Zweitens: Per Notrecht hat der Bundesrat die geldpolitisch problematischen neuen «zusätzlichen Liquiditätshilfe-Darlehen» (Emergency Liquidity Assistance Plus, ELA+) geschaffen. Die Nationalbank kann damit Milliardenkredite sprechen, ohne dass die Banken für den Bezug der Gelder wie üblich eine Kreditsicherheit hinterlegen müssen. Diesem Instrument gilt es bei der Überführung der Notverordnungen ins ordentliche Recht den demokratischen Ritterschlag zu verwehren und es wieder abzuschaffen. Das wird eine entsprechende Erhöhung des sogenannten «public liquidity backstops» (PLB) bedingen, um die Finanzstabilität weiterhin zu gewährleisten. Dieses Instrument besteht wie ELA+ ebenfalls aus Liquiditätshilfe-Darlehen der SNB, es erhält hier aber als Kreditsicherheit eine Bundesgarantie – damit kann verhindert werden, dass eine Zentralbank die Verluste von privaten Institutionen monetarisiert. Wird dieses verfassungsmässig korrekte Vorgehen gewählt, wird das wahre Risiko für die Steuerzahlenden transparent und verdeutlicht, weshalb die gewählte Lösung eben ganz und gar keine privatwirtschaftliche ist. Sie ist und bleibt ein ordnungspolitischer Sündenfall – auch wenn er sich aufgrund der Macht des Faktischen dem Bundesrat aufgedrängt hat.

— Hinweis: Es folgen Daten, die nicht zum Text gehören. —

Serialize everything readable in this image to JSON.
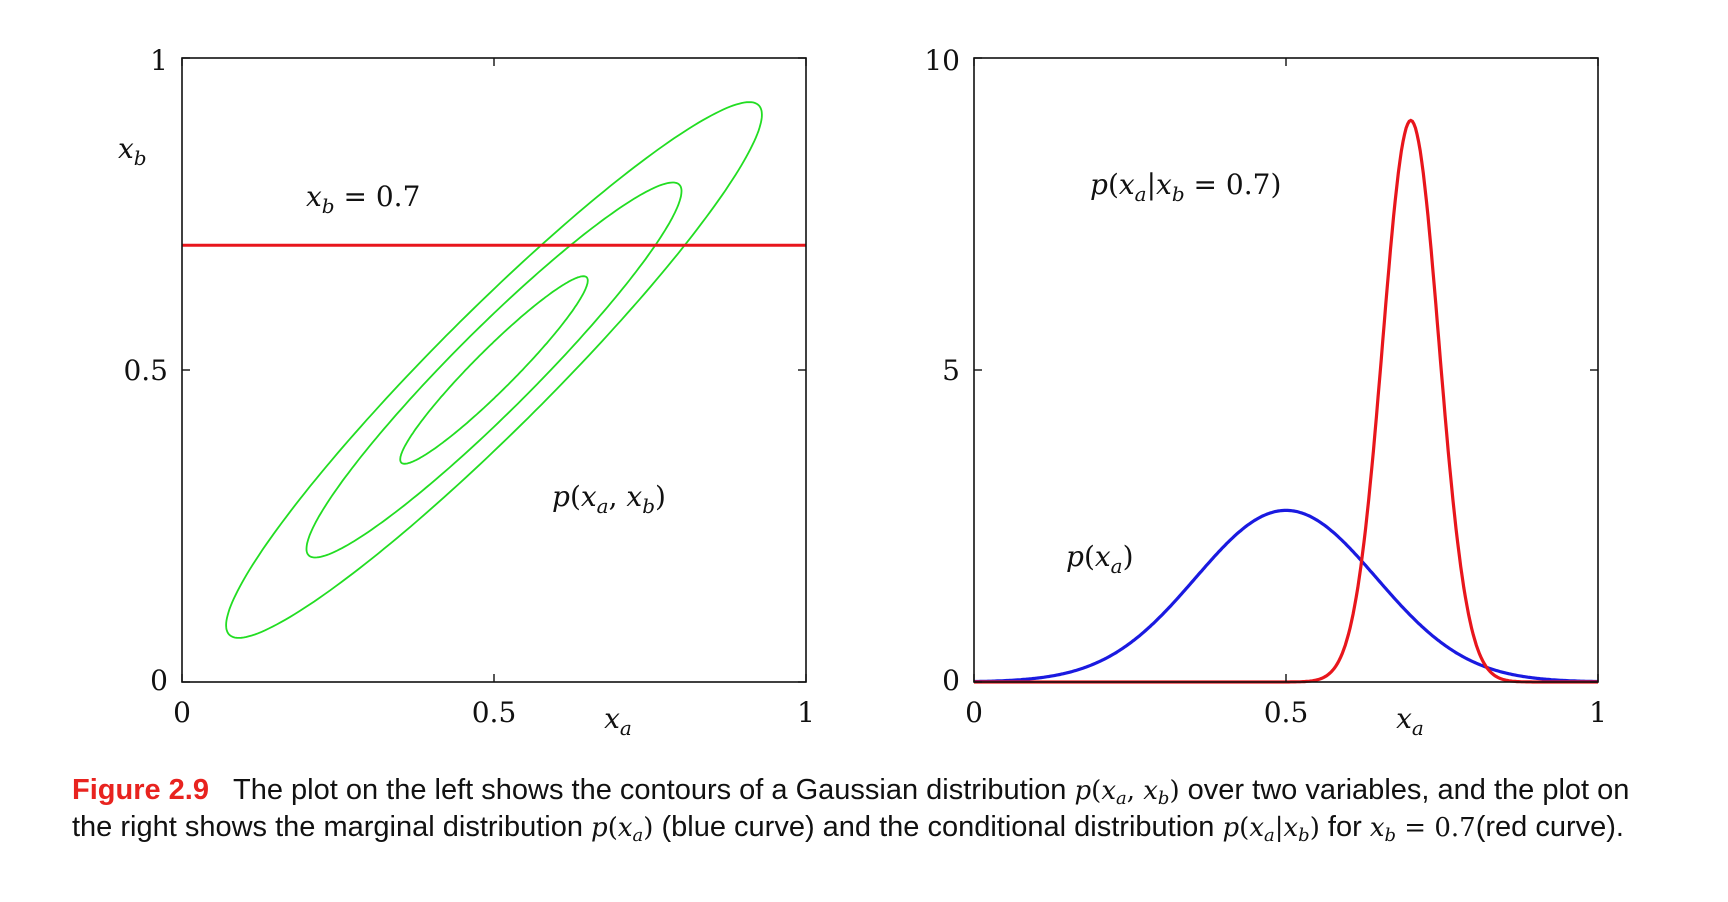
{
  "chart_data": [
    {
      "type": "line",
      "title": "",
      "xlabel": "x_a",
      "ylabel": "x_b",
      "xlim": [
        0,
        1
      ],
      "ylim": [
        0,
        1
      ],
      "xticks": [
        "0",
        "0.5",
        "1"
      ],
      "yticks": [
        "0",
        "0.5",
        "1"
      ],
      "grid": false,
      "contours": {
        "color": "#22dd22",
        "center": [
          0.5,
          0.5
        ],
        "major_axis_angle_deg": 45,
        "major_semi_axes": [
          0.21,
          0.42,
          0.6
        ],
        "axis_ratio": 0.155
      },
      "line_xb": {
        "y": 0.7,
        "color": "#e8161c"
      },
      "annotations": [
        {
          "text": "x_b = 0.7",
          "x": 0.2,
          "y": 0.78
        },
        {
          "text": "p(x_a, x_b)",
          "x": 0.6,
          "y": 0.3
        }
      ]
    },
    {
      "type": "line",
      "title": "",
      "xlabel": "x_a",
      "ylabel": "",
      "xlim": [
        0,
        1
      ],
      "ylim": [
        0,
        10
      ],
      "xticks": [
        "0",
        "0.5",
        "1"
      ],
      "yticks": [
        "0",
        "5",
        "10"
      ],
      "grid": false,
      "series": [
        {
          "label": "p(x_a)",
          "color": "#1a1ae0",
          "distribution": "gaussian",
          "mean": 0.5,
          "sd": 0.145,
          "peak": 2.75
        },
        {
          "label": "p(x_a|x_b = 0.7)",
          "color": "#e8161c",
          "distribution": "gaussian",
          "mean": 0.7,
          "sd": 0.045,
          "peak": 9.0
        }
      ],
      "annotations": [
        {
          "text": "p(x_a|x_b = 0.7)",
          "x": 0.37,
          "y": 8.2
        },
        {
          "text": "p(x_a)",
          "x": 0.17,
          "y": 1.9
        }
      ]
    }
  ],
  "caption": {
    "label": "Figure 2.9",
    "t1": "The plot on the left shows the contours of a Gaussian distribution",
    "t2": "over two variables, and the plot on the right shows the marginal distribution",
    "t3": "(blue curve) and the conditional distribution",
    "t4": "for",
    "t5": "(red curve)."
  }
}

Drittens: Das «Too big to fail»- Regelwerk hat sich offenkundig als untauglich erwiesen für den Fall einer rapiden Erosion des Vertrauens. Bei der anstehenden parlamentarischen Diskussion für zusätzliche Regulierungen ist zu beachten, dass einerseits selbst die grösste Regulierungsdichte einen Vertrauensverlust nicht wettmachen kann und andererseits jedwelche Regulierung auch unerwünschte Nebenwirkungen haben kann (z.B. Verteuerung der Hypotheken infolge höheren Eigenkapitalquoten oder Verteuerung der risikoabsorbierenden Kapitalinstrumente infolge notrechtlich durchbrochener Gläubigerhierarchie).

Viertens: Was das Parlament langfristig tun sollte, ist offenkundig: Das Versprechen «Nie wieder die Steuerzahlenden in der Pflicht!» muss endlich eingehalten werden. Der Gesetzgeber sollte seinen bisherigen Regulierungsansatz grundlegend überdenken. Offensichtlich ist der bisherige Ansatz krachend gescheitert. Mehr vom Gleichen ist nicht die Lösung. Es gilt daher auch neue und innovative Ideen wie die einer «systemischen Solvenz» vertieft zu evaluieren. Dieser neue Ansatz setzt auf der Ebene jeder einzelnen Bilanz an. So kann sichergestellt werden, dass in der Finanzarchitektur als Ganzes keine systemischen Risken mehr geschaffen werden. Das ermöglicht, aus der seit Jahrzehnten drehenden Regulierungsspirale auszubrechen und die existierenden (impliziten) Staatsgarantien glaubhaft aufzuheben. Die aus liberaler Sicht fatale Verflechtung zwischen Staat und privaten Finanzinstitutionen würde aufgelöst werden.

Ziel muss sein, ordnungspolitischen Prinzipien wieder Geltung zu verschaffen sowie eine Transformation hin zu einem vollständig marktbasierten Finanzsystem zu ermöglichen – kurz gesagt: Es gilt, die liberale Ordnung im Bankenland Schweiz wiederherzustellen.